[Administrative note: The 9th cohort of my Python Data Analysis Bootcamp, an 18-week small program in Python, Git, Pandas, and agentic coding, starts on June 4th. Learn more about it at https://LernerPython.com/bootcamp, or come to a free info session on Monday, June 1st: https://us02web.zoom.us/webinar/register/WN_JJ3GK2DCRFGVBzy9Vc41Tw.]

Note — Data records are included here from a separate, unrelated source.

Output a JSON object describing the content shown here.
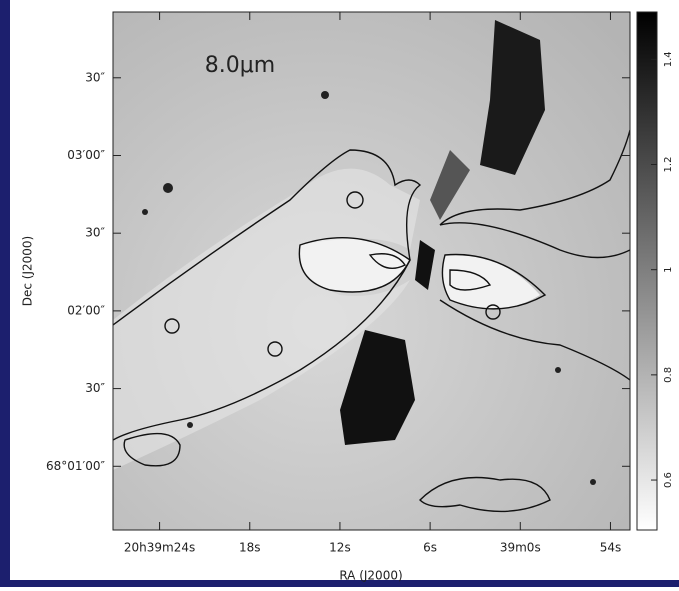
{
  "chart_data": {
    "type": "image",
    "annotation": "8.0μm",
    "xlabel": "RA (J2000)",
    "ylabel": "Dec (J2000)",
    "xlim": [
      74367.1,
      74332.7
    ],
    "xticks": [
      {
        "value": 74364,
        "label": "20h39m24s"
      },
      {
        "value": 74358,
        "label": "18s"
      },
      {
        "value": 74352,
        "label": "12s"
      },
      {
        "value": 74346,
        "label": "6s"
      },
      {
        "value": 74340,
        "label": "39m0s"
      },
      {
        "value": 74334,
        "label": "54s"
      }
    ],
    "ylim": [
      244835.4,
      245035.4
    ],
    "yticks": [
      {
        "value": 244860,
        "label": "68°01′00″"
      },
      {
        "value": 244890,
        "label": "30″"
      },
      {
        "value": 244920,
        "label": "02′00″"
      },
      {
        "value": 244950,
        "label": "30″"
      },
      {
        "value": 244980,
        "label": "03′00″"
      },
      {
        "value": 245010,
        "label": "30″"
      }
    ],
    "colorbar": {
      "lim": [
        0.505,
        1.49
      ],
      "ticks": [
        0.6,
        0.8,
        1,
        1.2,
        1.4
      ]
    }
  }
}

The 2026 FIFA World Cup (https://en.wikipedia.org/wiki/2026_FIFA_World_Cup) starts in about two weeks, with soccer ("football") matches all over North America – mainly in the United States, but also in Canada and Mexico. When I was in the US earlier this month for PyCon, numerous cities had signs advertising the games that they would be hosting. I've met people who will be traveling to the US specifically for these games. And of course, people around the world will be glued to their televisions (or, nowadays, their phones) watching as many games as they can.
This week, we'll look at data about World Cup games through the last tournament in 2022. The data, from a GitHub repo set up by Josh Fjelstul (https://github.com/jfjelstul/worldcup), offers a wealth of data about World Cup teams, games, and players. We'll try to understand which teams (men's and women's) have played and won the most, and just how old soccer players can be, while still participating in the World Cup. (Sadly, the results indicate that I might no longer be an attractive recruit for championship teams.)

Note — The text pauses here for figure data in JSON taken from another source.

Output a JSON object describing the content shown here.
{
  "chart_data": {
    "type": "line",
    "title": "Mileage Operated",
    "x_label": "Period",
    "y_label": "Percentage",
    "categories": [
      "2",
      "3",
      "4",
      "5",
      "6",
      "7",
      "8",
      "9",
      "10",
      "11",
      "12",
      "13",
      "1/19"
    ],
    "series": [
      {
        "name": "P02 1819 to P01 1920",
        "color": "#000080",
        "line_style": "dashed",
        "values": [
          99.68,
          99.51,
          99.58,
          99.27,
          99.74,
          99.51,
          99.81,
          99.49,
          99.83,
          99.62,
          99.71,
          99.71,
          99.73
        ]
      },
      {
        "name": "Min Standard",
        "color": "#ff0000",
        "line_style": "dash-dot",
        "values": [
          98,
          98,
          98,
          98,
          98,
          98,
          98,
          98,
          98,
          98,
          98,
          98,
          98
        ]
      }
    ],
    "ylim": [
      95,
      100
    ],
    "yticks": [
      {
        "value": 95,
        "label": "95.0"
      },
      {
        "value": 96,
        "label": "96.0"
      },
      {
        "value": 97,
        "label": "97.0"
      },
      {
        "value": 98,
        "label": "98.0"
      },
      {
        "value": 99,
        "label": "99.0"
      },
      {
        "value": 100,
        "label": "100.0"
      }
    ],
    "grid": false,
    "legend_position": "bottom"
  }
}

Paid subscribers, both to Bamboo Weekly and to my LernerPython+data membership program (https://LernerPython.com) get all of the questions and answers, as well as downloadable data files, downloadable versions of my notebooks, one-click access to my notebooks, and invitations to monthly office hours.
Learning goals for this week include working with CSV files, pivot tables, plotting, filtering, and working with dates and times.
Data and five questions
This week's data, as I indicated, comes from Josh Fjelstul's GitHub repo, https://github.com/jfjelstul/worldcup . We'll use files in the data-csv directory, which were kindly denormalized – meaning that they allowed us to avoid performing extensive joins.
Here are my five tasks and problems. I'll be back tomorrow with my full solutions and explanations:
- Read the tournament data into a data frame. Then create a stacked bar plot showing how many tournaments have been hosted by each country. Each bar should be divided, to show how many men's tournaments and how many women's tournaments have been hosted in each country.
- Read the matches data into a data frame. Without using the "result" column, how often does the home team win vs. the away team (vs. tie games)? Do matches that take place in the morning (before 12 noon), afternoon (between 12 noon and 6 p.m.), or at night (after 6 p.m.) have the greatest mean number of goals? Do home or away teams win more often on weekends? Is there any correlation between the total number of goals and the hour at which the match started? Answer this last question both numerically and graphically.